Click here to view the Dog Act 1976 to see what constitutes a nuisance. Refer to Division 4 — Control of nuisance, page 80.


Dog Excrement

Local laws require that the dog owner/s, or person/s in control of the dog, be responsible for the removal of excrement from any street or public place - as well as private property used without the consent of the occupier.

Please be aware of your responsibilities as a dog owner and carry a plastic bag or pooper scooper.
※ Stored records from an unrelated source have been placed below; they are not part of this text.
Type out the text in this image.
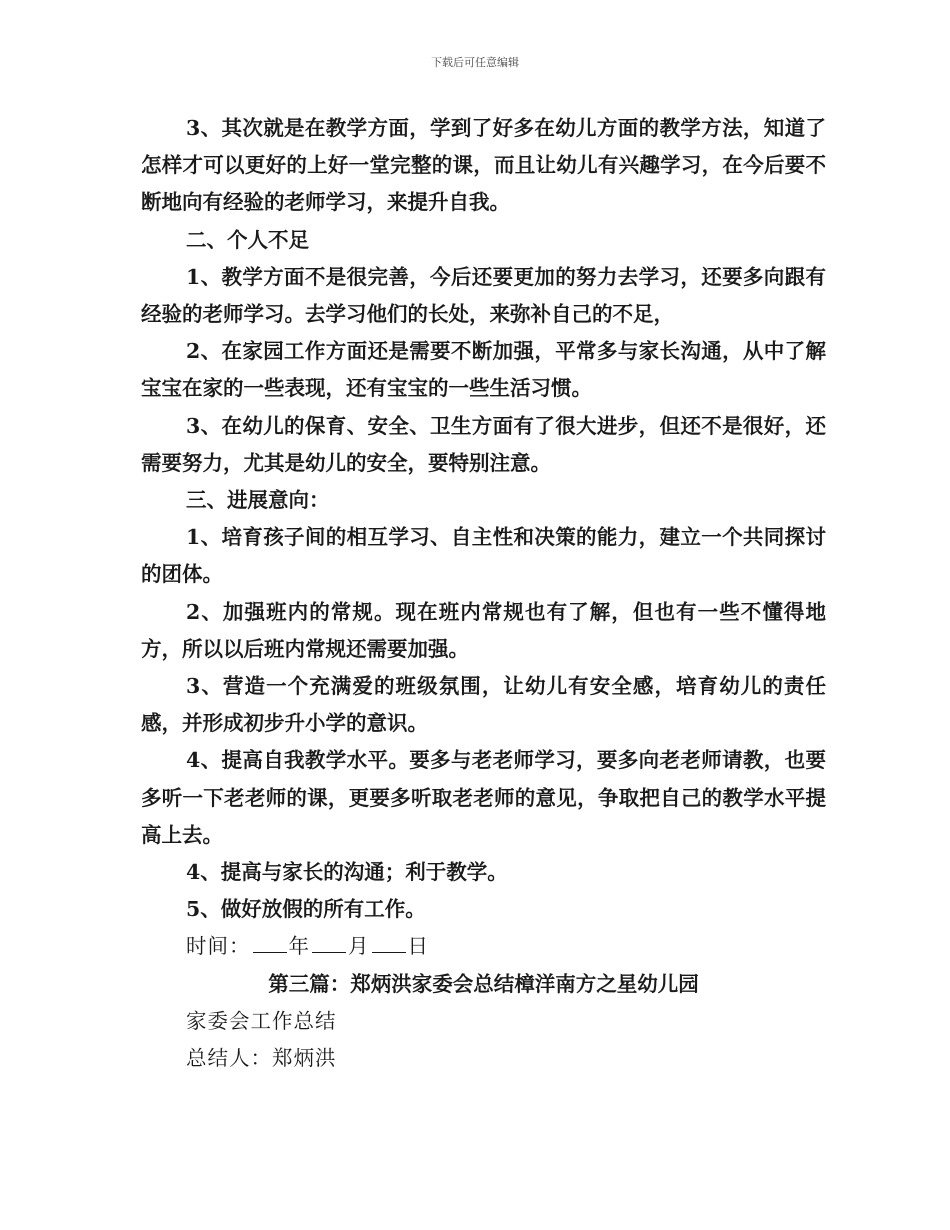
下载后可任意编辑

3、其次就是在教学方面，学到了好多在幼儿方面的教学方法，知道了怎样才可以更好的上好一堂完整的课，而且让幼儿有兴趣学习，在今后要不断地向有经验的老师学习，来提升自我。

二、个人不足

1、教学方面不是很完善，今后还要更加的努力去学习，还要多向跟有经验的老师学习。去学习他们的长处，来弥补自己的不足，

2、在家园工作方面还是需要不断加强，平常多与家长沟通，从中了解宝宝在家的一些表现，还有宝宝的一些生活习惯。

3、在幼儿的保育、安全、卫生方面有了很大进步，但还不是很好，还需要努力，尤其是幼儿的安全，要特别注意。

三、进展意向：

1、培育孩子间的相互学习、自主性和决策的能力，建立一个共同探讨的团体。

2、加强班内的常规。现在班内常规也有了解，但也有一些不懂得地方，所以以后班内常规还需要加强。

3、营造一个充满爱的班级氛围，让幼儿有安全感，培育幼儿的责任感，并形成初步升小学的意识。

4、提高自我教学水平。要多与老老师学习，要多向老老师请教，也要多听一下老老师的课，更要多听取老老师的意见，争取把自己的教学水平提高上去。

4、提高与家长的沟通；利于教学。

5、做好放假的所有工作。

时间： 年 月 日

第三篇：郑炳洪家委会总结樟洋南方之星幼儿园

家委会工作总结

总结人：郑炳洪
Bags are located at Parks around the Town.  Please be considerate - although cleaning up is not a pleasant task, most owners would agree it is preferable to banning dogs from our Parks.

Restricted Breed Dog Laws

Under new restrictions, owners of restricted breed dogs in Western Australia were required from 22 April 2002 to follow similar provisions as those that apply to dogs declared dangerous.  These measures include adequate identification of such dogs and properties where they are kept, stringent fencing requirements, muzzling and restraining at all times in public and age restrictions for owners and handlers.  Further details can be obtained from the "Laws for Responsible Dog Ownership" brochure available from Council offices, or  follow this link to the WA Rangers website.

Moving out of the Town, Lost/Stolen or Deceased Pet

When a dog is sold, re-homed, lost/stolen or deceased, it is the registered owner's responsibility to provide the Town with this information within 28 days.
Please download this form and submit through to

If your family are moving house within the State of WA, your pet’s current registration remains valid, however, you must advise your previous Council of the change and also contact your Microchip Data Base Company within 7 days to update the animal and owner's details.  It is important that your details are accurate and up todate.